The response was mixed, with the show receiving many emails both for and against the programme along with some negative press. The BBC was criticized by some legal consulting organisations as well as computer security companies. Computer security expert and senior technology consultant at Sophos, Graham Cluley, asked in his blog whether the BBC was breaking the Computer Misuse Act - which makes it an offence in the UK to access or modify a third-party computer without the owner's consent.
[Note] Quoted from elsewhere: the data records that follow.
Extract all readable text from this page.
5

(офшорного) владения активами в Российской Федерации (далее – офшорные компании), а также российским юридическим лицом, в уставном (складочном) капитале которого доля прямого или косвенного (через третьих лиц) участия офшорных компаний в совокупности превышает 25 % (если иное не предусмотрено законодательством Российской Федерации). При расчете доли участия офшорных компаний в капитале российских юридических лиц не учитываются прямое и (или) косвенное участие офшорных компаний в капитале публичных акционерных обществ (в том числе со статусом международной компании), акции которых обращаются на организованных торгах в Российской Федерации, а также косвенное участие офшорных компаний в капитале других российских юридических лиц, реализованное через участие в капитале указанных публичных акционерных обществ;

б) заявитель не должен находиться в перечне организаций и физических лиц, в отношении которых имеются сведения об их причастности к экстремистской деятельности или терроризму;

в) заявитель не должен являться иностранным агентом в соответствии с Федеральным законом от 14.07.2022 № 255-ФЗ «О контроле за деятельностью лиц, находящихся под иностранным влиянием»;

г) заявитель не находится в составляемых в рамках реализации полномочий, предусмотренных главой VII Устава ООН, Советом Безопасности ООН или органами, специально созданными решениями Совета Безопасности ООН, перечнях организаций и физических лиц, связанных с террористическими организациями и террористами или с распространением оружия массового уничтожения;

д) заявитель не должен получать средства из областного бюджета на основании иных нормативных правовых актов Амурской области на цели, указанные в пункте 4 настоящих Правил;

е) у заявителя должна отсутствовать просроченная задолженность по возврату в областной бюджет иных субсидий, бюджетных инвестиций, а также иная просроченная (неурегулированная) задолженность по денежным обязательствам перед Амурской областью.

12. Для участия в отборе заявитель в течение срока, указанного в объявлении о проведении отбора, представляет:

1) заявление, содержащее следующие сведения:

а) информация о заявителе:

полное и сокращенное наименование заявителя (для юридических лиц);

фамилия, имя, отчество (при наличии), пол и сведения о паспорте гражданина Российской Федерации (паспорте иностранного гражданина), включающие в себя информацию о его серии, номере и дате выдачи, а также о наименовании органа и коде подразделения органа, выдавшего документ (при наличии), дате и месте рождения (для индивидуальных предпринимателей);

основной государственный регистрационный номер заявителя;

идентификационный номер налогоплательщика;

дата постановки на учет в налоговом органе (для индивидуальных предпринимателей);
However internet security commentator Melih Abdulhayoğlu, founder of international computer security company Comodo Group, made a video in support of the BBC. Click rebutted criticisms by stating in its Twitter posts that:
We would not put out a show like this one without having taken legal advice.
— BBC Click Team, from Twitter

== Presenters and reporters==
In addition to presenters Kelly and Lewington, reporters included LJ Rich, Paul Carter, Marc Cieslak, Zoe Kleinman, Nick Kwek, Shiona McCallum, Alasdair Keane and Kitty Knowles. Former reporters include Dan Simmons, Omar Mehtab, Jen Copestake and Chris Fox.

Previous presenters of the show have included Stephen Cole who left the BBC to work for Al Jazeera International. Kate Russell left in August 2020 after 14 years being part of the Click team.

Other BBC journalists occasionally presented segments of the programme.